Minister Rabin Parmessar van Landbouw, Veeteelt en Visserij gaf tijdns zijn speech aan dat bestendigheid, economische zekerheid, industriële ontwikkeling en expansie maar ook de maatschappelijke welvaart van Suriname de basis vormen van het opzetten en legaliseren van de Cannabis industrie in Suriname. Hij benadrukt dat alvorens deze industrie op te starten het wettelijk kader goed geregeld moet worden.
Parmessar sprak met nadruk over de wettelijke fundamenten, omdat veel meer dan welke bedrijfstak ooit, de Cannabisindustrie wereldwijd rust op een wettelijk kader. Dit kader bestaat uit internationale verdragen, regionale afspraken en of regelgeving en nationale wetgeving. Hierdoor is de totstandkoming van deze bedrijfstak gebonden aan stringente voorwaarden en regelgeving vanuit internationale toezichthouders waardoor landen gehouden zijn om de vormgeving en operationalisering van de Cannabis industrie binnen hun grondgebied nauwkeurig, en uiterst zorgvuldig maar bovenal in overeenstemming vorm te geven.
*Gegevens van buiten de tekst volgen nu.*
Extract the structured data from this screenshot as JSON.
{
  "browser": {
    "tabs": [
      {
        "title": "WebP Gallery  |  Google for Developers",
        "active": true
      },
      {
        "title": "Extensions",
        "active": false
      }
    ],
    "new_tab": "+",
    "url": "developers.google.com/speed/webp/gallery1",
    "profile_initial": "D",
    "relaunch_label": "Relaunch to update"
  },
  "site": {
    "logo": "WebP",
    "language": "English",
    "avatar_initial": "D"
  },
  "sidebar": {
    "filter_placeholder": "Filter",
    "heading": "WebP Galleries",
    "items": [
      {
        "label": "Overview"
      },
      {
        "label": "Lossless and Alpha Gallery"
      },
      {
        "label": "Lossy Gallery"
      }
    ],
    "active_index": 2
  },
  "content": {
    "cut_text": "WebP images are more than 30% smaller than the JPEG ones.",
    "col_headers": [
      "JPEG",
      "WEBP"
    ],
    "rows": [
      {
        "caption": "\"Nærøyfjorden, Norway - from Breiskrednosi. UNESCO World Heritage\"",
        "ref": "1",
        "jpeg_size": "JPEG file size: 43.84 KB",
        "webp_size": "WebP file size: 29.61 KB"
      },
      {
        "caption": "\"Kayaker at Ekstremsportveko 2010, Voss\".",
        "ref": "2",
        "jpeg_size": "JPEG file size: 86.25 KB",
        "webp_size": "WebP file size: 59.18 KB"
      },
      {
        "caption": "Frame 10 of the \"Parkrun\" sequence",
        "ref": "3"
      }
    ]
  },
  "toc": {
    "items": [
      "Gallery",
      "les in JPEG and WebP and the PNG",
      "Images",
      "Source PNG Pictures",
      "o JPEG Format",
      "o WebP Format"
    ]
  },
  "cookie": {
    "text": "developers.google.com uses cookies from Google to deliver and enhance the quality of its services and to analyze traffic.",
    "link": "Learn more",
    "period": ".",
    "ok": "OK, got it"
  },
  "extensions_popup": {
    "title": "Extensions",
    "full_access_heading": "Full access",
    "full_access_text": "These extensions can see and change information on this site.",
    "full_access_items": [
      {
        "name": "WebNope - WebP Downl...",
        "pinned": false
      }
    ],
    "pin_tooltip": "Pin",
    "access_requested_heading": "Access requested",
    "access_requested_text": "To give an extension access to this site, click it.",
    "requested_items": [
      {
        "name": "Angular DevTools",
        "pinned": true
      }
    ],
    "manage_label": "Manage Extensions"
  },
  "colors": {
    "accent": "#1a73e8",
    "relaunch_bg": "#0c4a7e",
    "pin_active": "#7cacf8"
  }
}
De minister geeft verder aan dat in de afgelopen jaren de Raad van Ministers en de Nationale Assemblee bezig zijn geweest met het afstemmen van onze nationale wetgeving op internationale verdragen. “Momenteel bevinden wij ons in het implementatieproces van de door ons in 2018 gewijzigde Wet op de Verdovende Middelen. De regering is ten aanzien van de invoering van deze gewijzigde wet echter zeer bewust van het feit dat voor een succesvolle en effectieve verankering binnen onze samenleving, de inzet van de verschillende belanghebbenden noodzakelijk is en dat daartoe uiteraard een breed maatschappelijk en professioneel draagvlak vereist is”, zegt minister Parmessar.